To analyse the estimates of the variables, you should first check the signal and assess if the independent variable has a direct or inverse relationship with the dependent variable. It is only possible to evaluate the magnitude of the estimate if all variables are continuous and standardized or by calculating the elasticities. Do not forget to access the Intercept…

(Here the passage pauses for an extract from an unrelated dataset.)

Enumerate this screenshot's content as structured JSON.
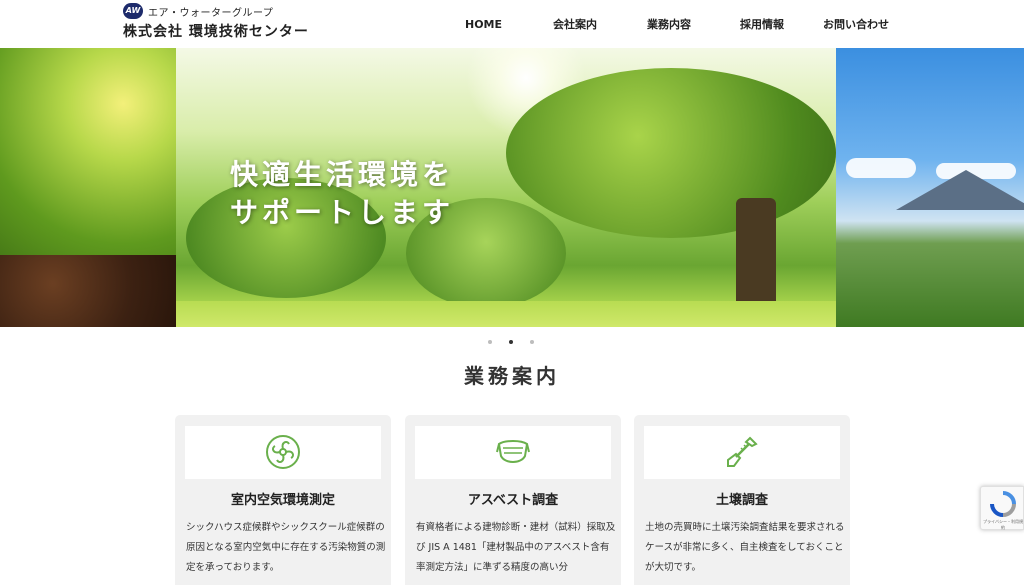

We can see from the output that the R-squared value for the model (with ALL variables) is 0.7772. We can also see that the overall F-statistic is 42.06 and the corresponding p-value is <2.2e-16, which indicates that the overall regression model is significant. Also, the predictor variables DrivingLic and CarParkFree_Work, internal(No) and Lisboa(Yes) are statistically significant at the 0.05 significance level.
Now try to remove some variables from the model and assess it again. Elaborate a justification to exclude those variables.

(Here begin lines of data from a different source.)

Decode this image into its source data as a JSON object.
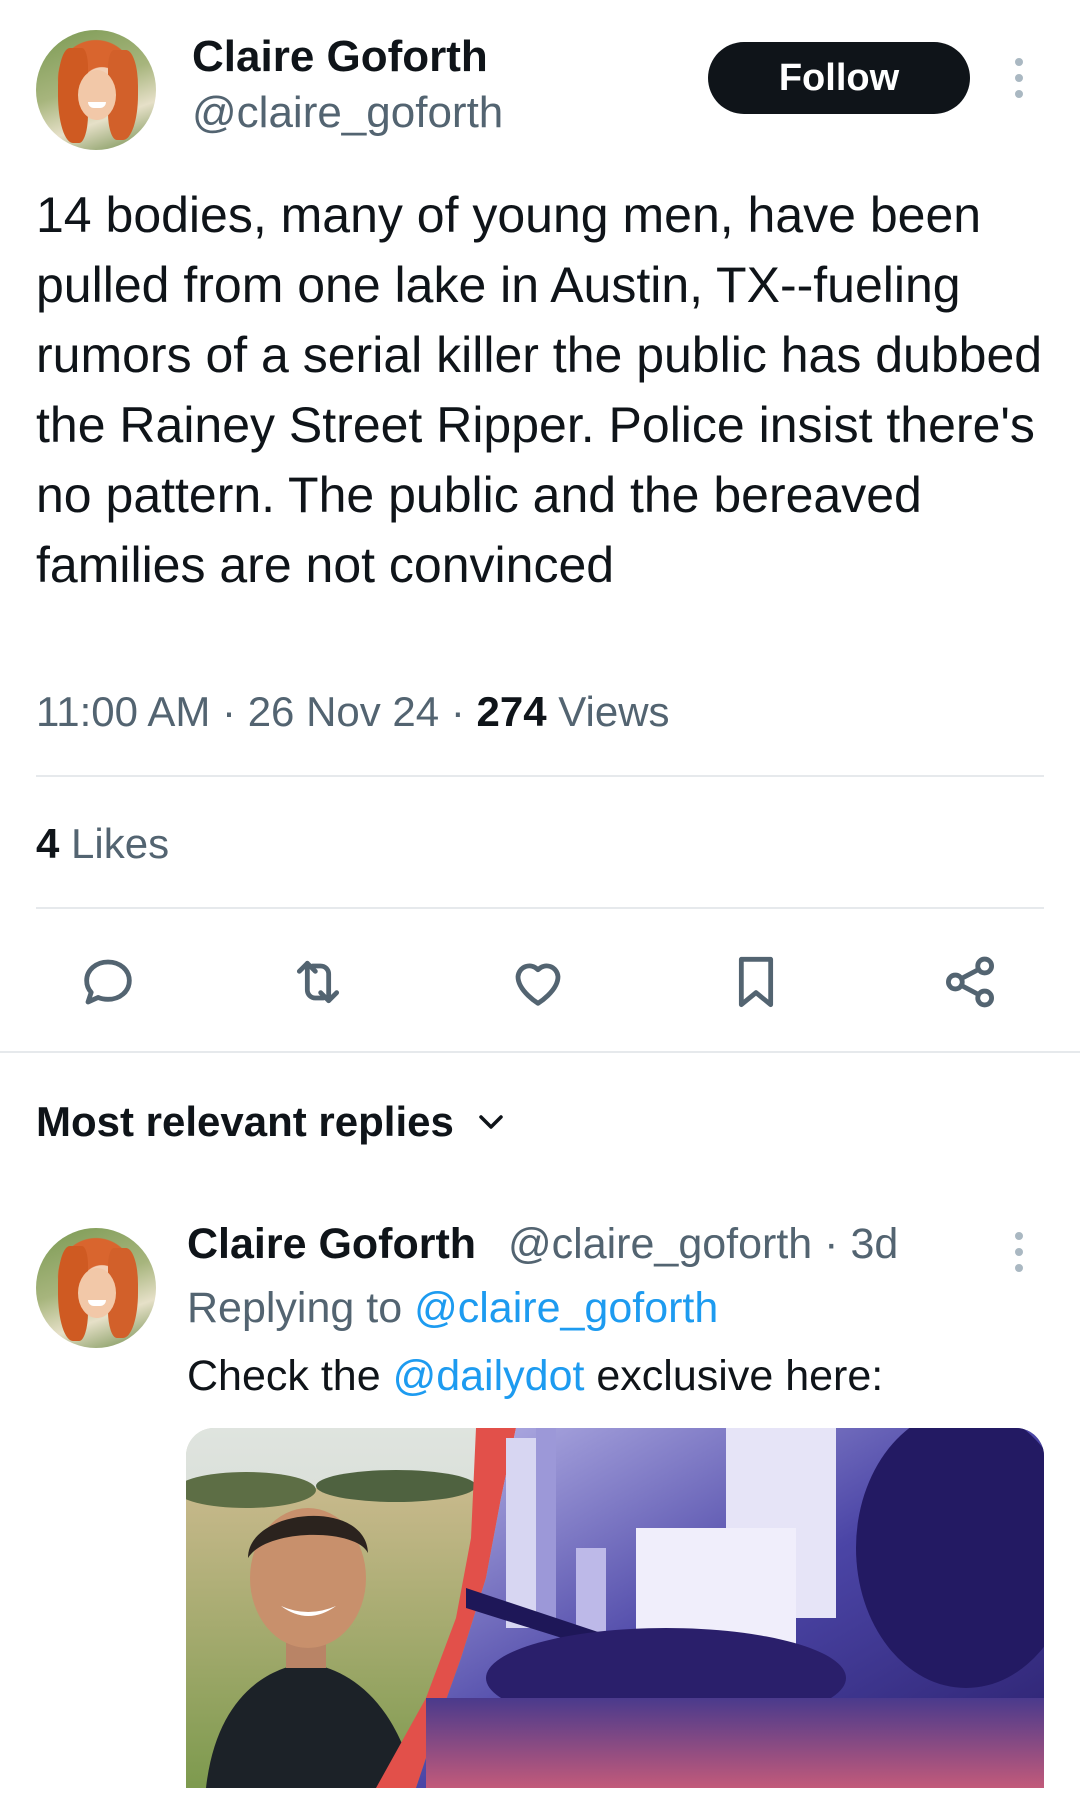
{
  "tweet": {
    "author_name": "Claire Goforth",
    "author_handle": "@claire_goforth",
    "follow_label": "Follow",
    "text": "14 bodies, many of young men, have been pulled from one lake in Austin, TX--fueling rumors of a serial killer the public has dubbed the Rainey Street Ripper. Police insist there's no pattern. The public and the bereaved families are not convinced",
    "time": "11:00 AM",
    "date": "26 Nov 24",
    "views_count": "274",
    "views_label": "Views",
    "separator": "·",
    "likes_count": "4",
    "likes_label": "Likes"
  },
  "actions": {
    "reply_icon": "reply-icon",
    "retweet_icon": "retweet-icon",
    "like_icon": "heart-icon",
    "bookmark_icon": "bookmark-icon",
    "share_icon": "share-icon"
  },
  "replies": {
    "heading": "Most relevant replies",
    "items": [
      {
        "author_name": "Claire Goforth",
        "author_handle": "@claire_goforth",
        "age": "3d",
        "replying_prefix": "Replying to",
        "replying_to": "@claire_goforth",
        "text_before": "Check the",
        "mention": "@dailydot",
        "text_after": "exclusive here:"
      }
    ]
  },
  "colors": {
    "text": "#0f1419",
    "secondary": "#536471",
    "link": "#1d9bf0",
    "divider": "#e6e9ec"
  }
}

Calculate the Variance Inflation Factor (VIF)
We use the vif() function from the car package to calculate the VIF for each predictor variable in the model:
car::vif(model) Total Walk Bike Car
1.028324e+08 1.094004e+07 1.743544e+04 4.307486e+07
PTransit Other Distance Duration
8.443136e+06 3.186972e+04 1.957062e+00 3.544018e+00
N_INDIVIDUOS Male_perc IncomeHH Nvehicles
4.459671e+00 1.961472e+00 2.079348e+00 1.882275e+00
DrivingLic CarParkFree_Work PTpass internal
1.863227e+00 2.660375e+00 3.464699e+00 2.400178e+00
Lisboa Area_km2
3.451852e+00 1.313708e+00
A common rule of thumb is that a VIF value greater than 5 indicates a high level of multicollinearity among the predictor variables, which is potentially concerning.
Condition index
Condition index is another diagnostic tool for detecting multicollinearity, with values above 10 indicating moderate multicollinearity and values above 30 indicating severe multicollinearity. You will learn how to to that in the next class: Factor analysis.
6.7 Assumption 4: Independence of observations
Multiple linear regression assumes that each observation in the dataset is independent.

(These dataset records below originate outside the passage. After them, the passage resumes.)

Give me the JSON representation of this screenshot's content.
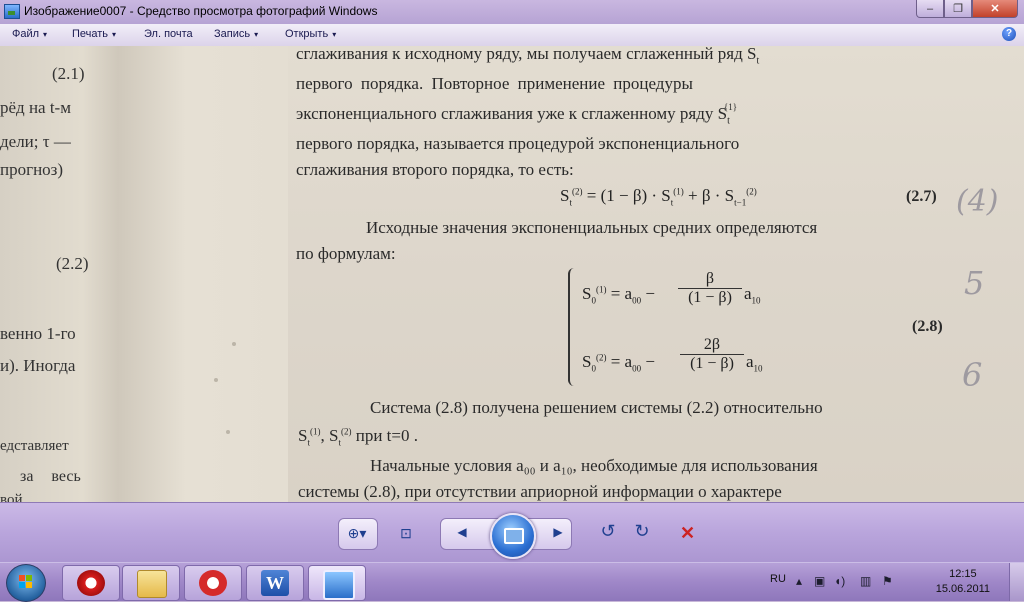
{
  "window": {
    "title": "Изображение0007 - Средство просмотра фотографий Windows",
    "minimize": "–",
    "restore": "❐",
    "close": "✕"
  },
  "menu": {
    "items": [
      {
        "label": "Файл",
        "arrow": "▾"
      },
      {
        "label": "Печать",
        "arrow": "▾"
      },
      {
        "label": "Эл. почта",
        "arrow": ""
      },
      {
        "label": "Запись",
        "arrow": "▾"
      },
      {
        "label": "Открыть",
        "arrow": "▾"
      }
    ],
    "help": "?"
  },
  "photo": {
    "left_page": [
      "(2.1)",
      "рёд на t-м",
      "дели;  τ —",
      "прогноз)",
      "(2.2)",
      "венно 1-го",
      "и).  Иногда",
      "едставляет",
      "за    весь",
      "вой"
    ],
    "lines": [
      "сглаживания к исходному ряду, мы получаем сглаженный ряд  S",
      "первого         порядка.    Повторное      применение      процедуры",
      "экспоненциального   сглаживания   уже   к   сглаженному   ряду   S",
      "первого    порядка,    называется    процедурой    экспоненциального",
      "сглаживания второго порядка, то есть:",
      "Исходные значения экспоненциальных средних определяются",
      "по формулам:",
      "Система (2.8) получена решением системы (2.2) относительно",
      "при t=0 .",
      "Начальные условия a₀₀ и a₁₀, необходимые для использования",
      "системы (2.8), при отсутствии априорной информации о характере"
    ],
    "eq_27": "S",
    "eq_27_rhs": "= (1 − β) · S",
    "eq_27_mid": "+ β · S",
    "eq_27_no": "(2.7)",
    "eq_28_top": "S",
    "eq_28_top_rhs": "= a",
    "eq_28_top_frac_num": "β",
    "eq_28_top_frac_den": "(1 − β)",
    "eq_28_top_tail": "a",
    "eq_28_bot_frac_num": "2β",
    "eq_28_bot_frac_den": "(1 − β)",
    "eq_28_no": "(2.8)",
    "s_pair": "S",
    "margin_notes": [
      "(4)",
      "5",
      "6"
    ]
  },
  "viewer_toolbar": {
    "zoom": "⊕▾",
    "fit": "⊡",
    "prev": "◀",
    "next": "▶",
    "rot_left": "↺",
    "rot_right": "↻",
    "delete": "✕"
  },
  "taskbar": {
    "tray_lang": "RU",
    "time": "12:15",
    "date": "15.06.2011"
  }
}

The error (E) is independent across observations and the error variance is constant across IV
The simplest way to determine if this assumption is met is to perform a Durbin-Watson test, which is a formal statistical test that tells us whether or not the residuals (and thus the observations) exhibit autocorrelation.
durbinWatsonTest(model) lag Autocorrelation D-W Statistic p-value
1 0.07881007 1.840798 0.104
Alternative hypothesis: rho != 0
In the Durbin-Watson test, values of the D-W Statistic vary from 0 to 4.
If the values are from 1.8 to 2.2 this means that there is no autocorrelation in the model.
H0 (null hypothesis): There is no correlation among the residuals. Since p-value > 0.05, we do not reject the null hypothesis and we can not discard that there is autocorrelation in the model.
If the observations are not independent, you may consider to treat the observarions as a panel data.
6.8 Assumption 5: Constant Variance (Homoscedasticity)
The simplest way to determine if this assumption is met is to create a plot of standardized residuals versus predicted values.
For the Residuals, check the following assumptions:
Residuals vs Fitted: This plot is used to detect non-linearity, heteroscedasticity, and outliers.
Normal Q-Q: The quantile-quantile (Q-Q) plot is used to check if the disturbances follow a normal distribution
Scale-Location: This plot is used to verify if the residuals are spread equally (homoscedasticity) or not (heteroscedasticity) through the sample.
Residuals vs Leverage: This plot is used to detect the impact of the outliers in the model. If the outliers are outside the Cook-distance, this may lead to serious problems in the model.
Try analyzing the plots and check if the model meets the assumptions.
6.9 Assumption 6: Residuals are normally distributed
Assess the Q-Q Residuals plot above. When the residuals clearly depart from a straight diagonal line, it indicates that they do not follow a normal distribution.
Use a formal statistical test like Shapiro-Wilk or Kolmogorov-Smironov to validate those results.